Participants in the study were randomly assigned to receive an oral capsule of either seladelpar (10 mg) or a placebo, once daily for a year. Most (93.8%) continued on background UDCA therapy.

The study’s main goal was to assess the proportion of patients who achieved a biochemical response to the treatment. This was defined as reaching an ALP level less than 1.67 times the upper limit of normal with at least a 15% decline from the trial’s start, as well as a level normalization of bilirubin, a substance found in bile.

This goal was met by a significantly greater proportion of patients on seladelpar relative to those given the placebo (61.7% vs. 20%).

Normalization of ALP levels, a key secondary trial goal, was reached by a quarter of seladelpar-treated patients and none of those on the placebo — again a statistically significant difference. The average ALP decrease was 42.4% with seladelpar and 4.3% with the placebo.

The therapy also was associated with significantly greater drops in the levels of other liver damage markers compared with the placebo.

At the study’s start, a little more than one-third of patients in each group reported moderate to severe pruritis, reflected by a score of at least 4 of 10 on a daily numerical rating scale, or NRS.

Among those patients, significantly greater NRS score reductions were seen with seladelpar relative to the placebo after six months (by 3.2 vs. 1.7 points), and these were sustained for a year. Similar results were observed for the overall patient population, as well in other measures of patient-reported itch.

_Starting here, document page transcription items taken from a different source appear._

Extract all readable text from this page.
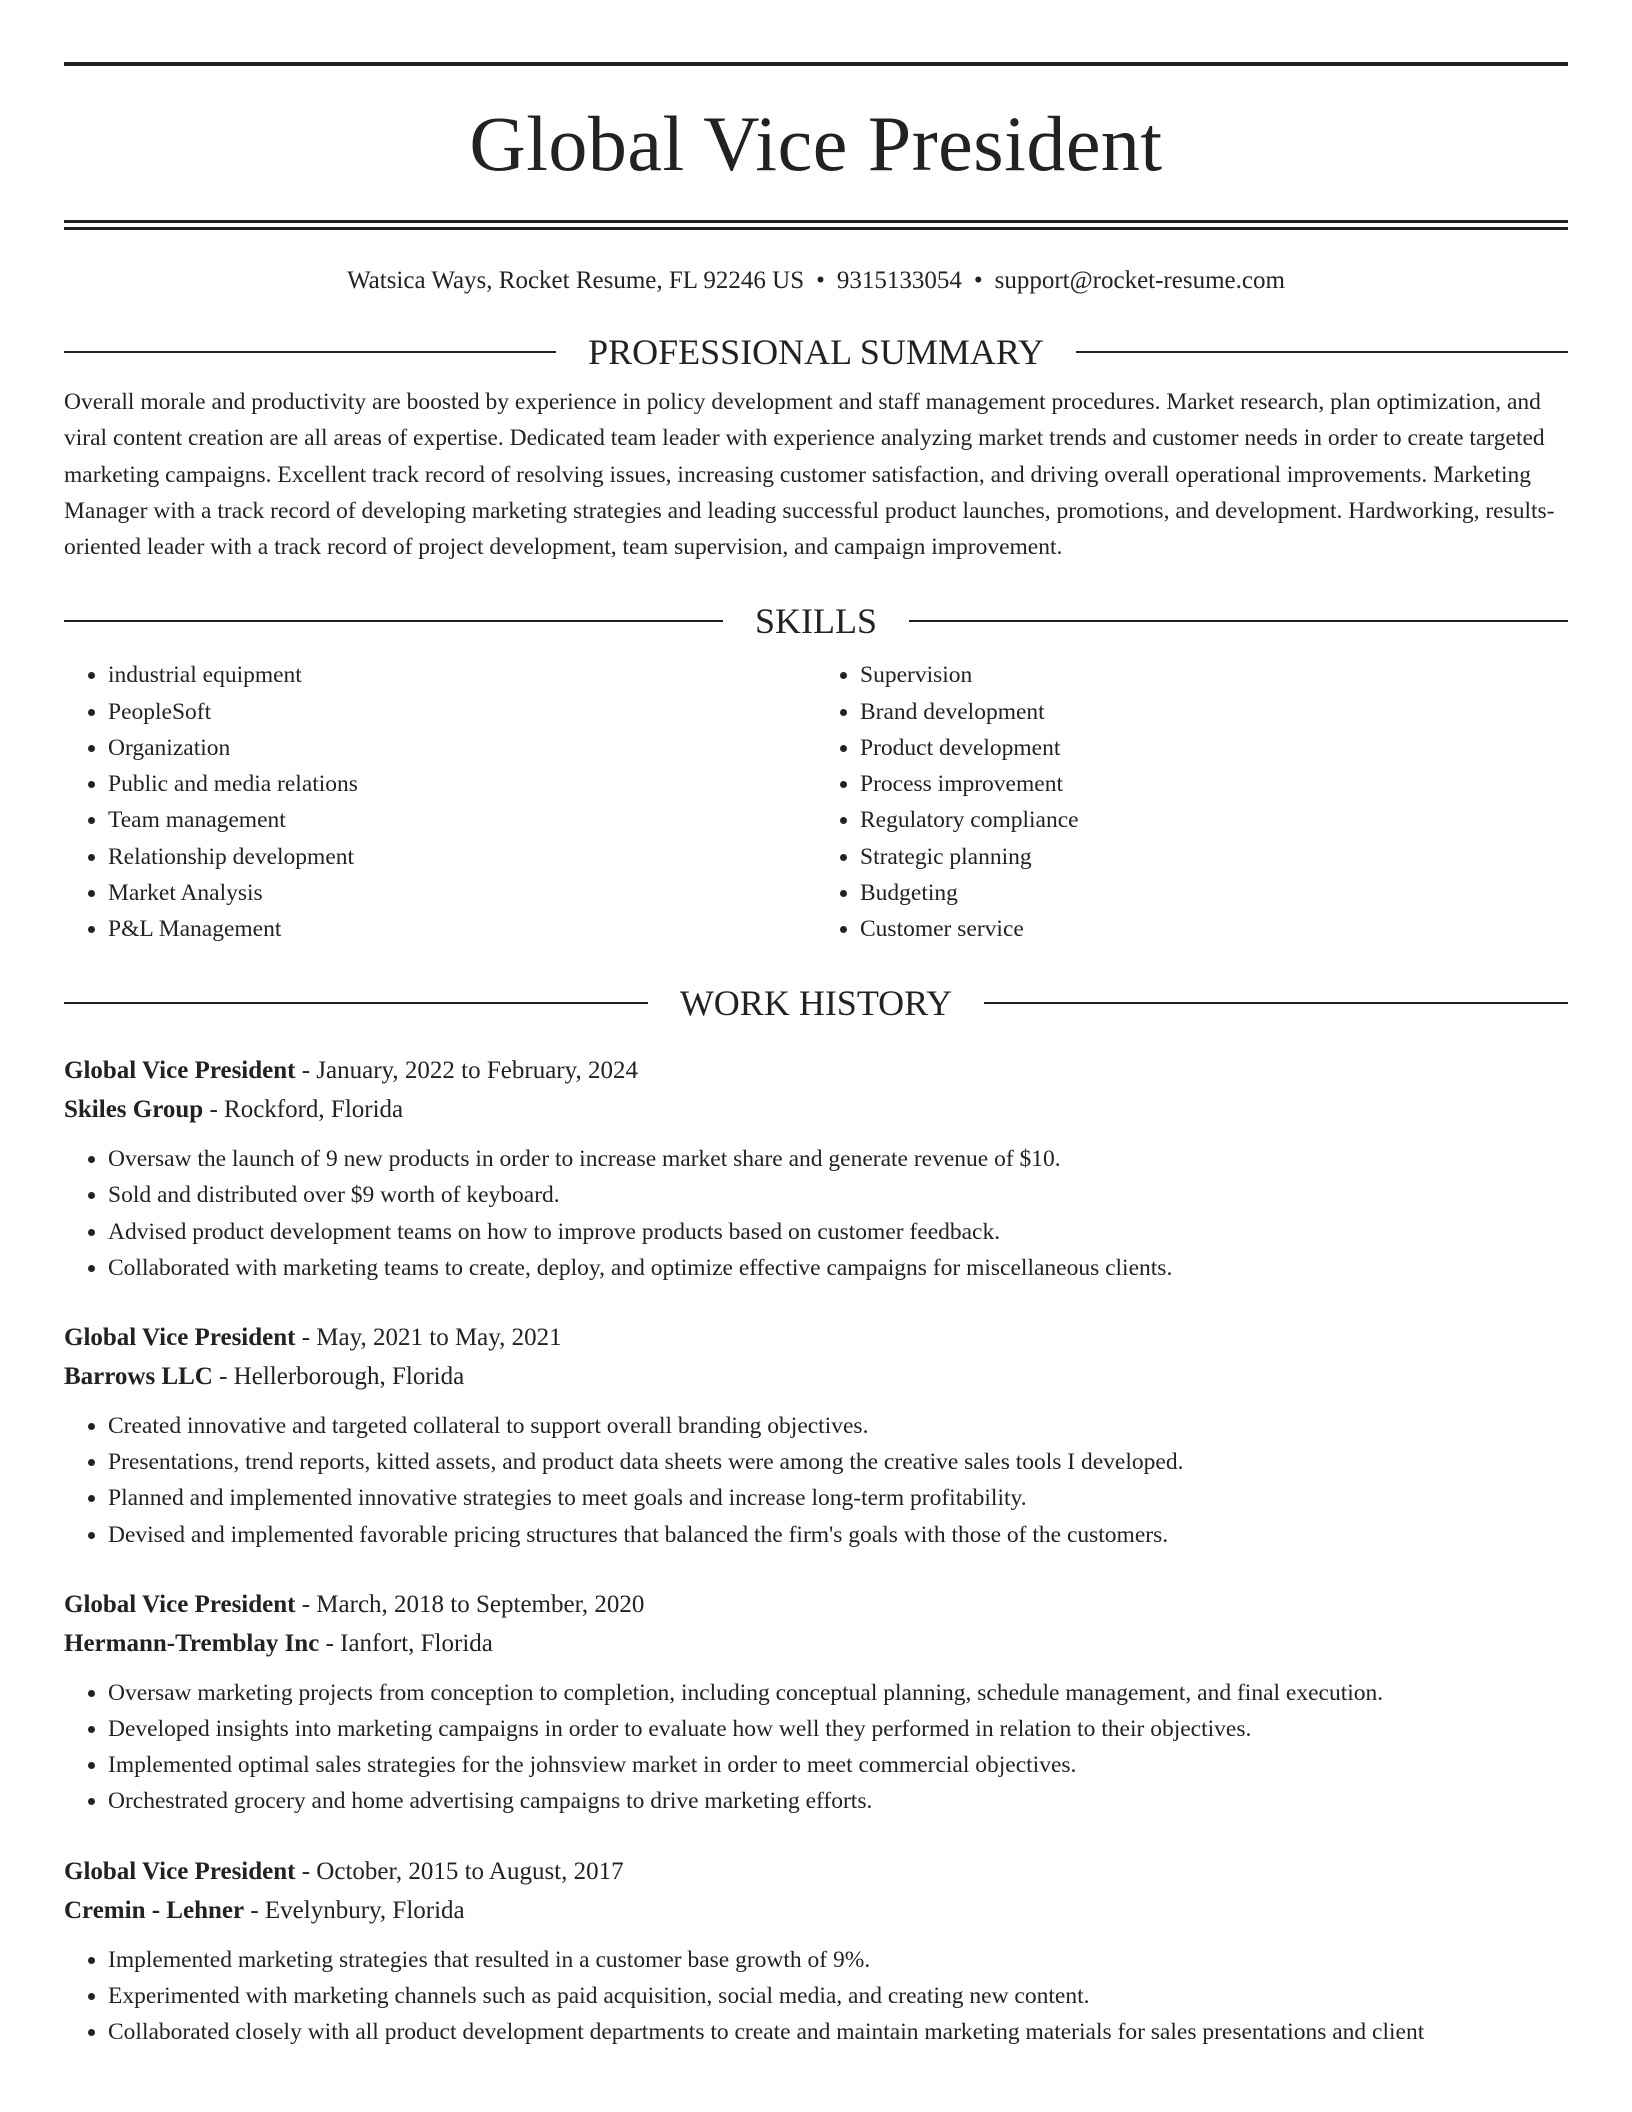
Global Vice President
Watsica Ways, Rocket Resume, FL 92246 US • 9315133054 • support@rocket-resume.com
PROFESSIONAL SUMMARY

Overall morale and productivity are boosted by experience in policy development and staff management procedures. Market research, plan optimization, and viral content creation are all areas of expertise. Dedicated team leader with experience analyzing market trends and customer needs in order to create targeted marketing campaigns. Excellent track record of resolving issues, increasing customer satisfaction, and driving overall operational improvements. Marketing Manager with a track record of developing marketing strategies and leading successful product launches, promotions, and development. Hardworking, results-oriented leader with a track record of project development, team supervision, and campaign improvement.

SKILLS
• industrial equipment
• PeopleSoft
• Organization
• Public and media relations
• Team management
• Relationship development
• Market Analysis
• P&L Management
• Supervision
• Brand development
• Product development
• Process improvement
• Regulatory compliance
• Strategic planning
• Budgeting
• Customer service
WORK HISTORY
Global Vice President - January, 2022 to February, 2024
Skiles Group - Rockford, Florida
• Oversaw the launch of 9 new products in order to increase market share and generate revenue of $10.
• Sold and distributed over $9 worth of keyboard.
• Advised product development teams on how to improve products based on customer feedback.
• Collaborated with marketing teams to create, deploy, and optimize effective campaigns for miscellaneous clients.
Global Vice President - May, 2021 to May, 2021
Barrows LLC - Hellerborough, Florida
• Created innovative and targeted collateral to support overall branding objectives.
• Presentations, trend reports, kitted assets, and product data sheets were among the creative sales tools I developed.
• Planned and implemented innovative strategies to meet goals and increase long-term profitability.
• Devised and implemented favorable pricing structures that balanced the firm's goals with those of the customers.
Global Vice President - March, 2018 to September, 2020
Hermann-Tremblay Inc - Ianfort, Florida
• Oversaw marketing projects from conception to completion, including conceptual planning, schedule management, and final execution.
• Developed insights into marketing campaigns in order to evaluate how well they performed in relation to their objectives.
• Implemented optimal sales strategies for the johnsview market in order to meet commercial objectives.
• Orchestrated grocery and home advertising campaigns to drive marketing efforts.
Global Vice President - October, 2015 to August, 2017
Cremin - Lehner - Evelynbury, Florida
• Implemented marketing strategies that resulted in a customer base growth of 9%.
• Experimented with marketing channels such as paid acquisition, social media, and creating new content.
• Collaborated closely with all product development departments to create and maintain marketing materials for sales presentations and client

Treatment’s benefits seen in all patients covered by approval application

Seladelpar’s benefits were observed both in patients without cirrhosis and those with compensated cirrhosis (Child-Pugh class A) — the two groups covered by CymaBay’s regulatory applications.

The safety findings were similar between groups, with the most common side effects being COVID-19 and pruritis. No serious adverse events were considered related to seladelpar.

RESPONSE data, “together with the existing substantial experience gained from prior studies, robustly support the potential for seladelpar to raise the bar in PBC treatment,” Hirschfield said in the press release.

[RESPONSE data,] together with the existing substantial experience gained from prior studies, robustly support the potential for seladelpar to raise the bar in PBC treatment.

In his email, Hirschfield noted that people with PBC “are seeking what other patients seek — they want highly effective drugs that treat the disease and make them feel better, live better, and live longer.”

It’s the company’s hope that seladelpar will help meet that unmet need, Hirschfield said.

“I really hope that by having new potential treatment choices, that wherever a patient lives, they can then get seen and treated promptly by clinical teams committed to managing liver disease, and that the PBC treatments they receive are increasingly effective,” Hirschfield added.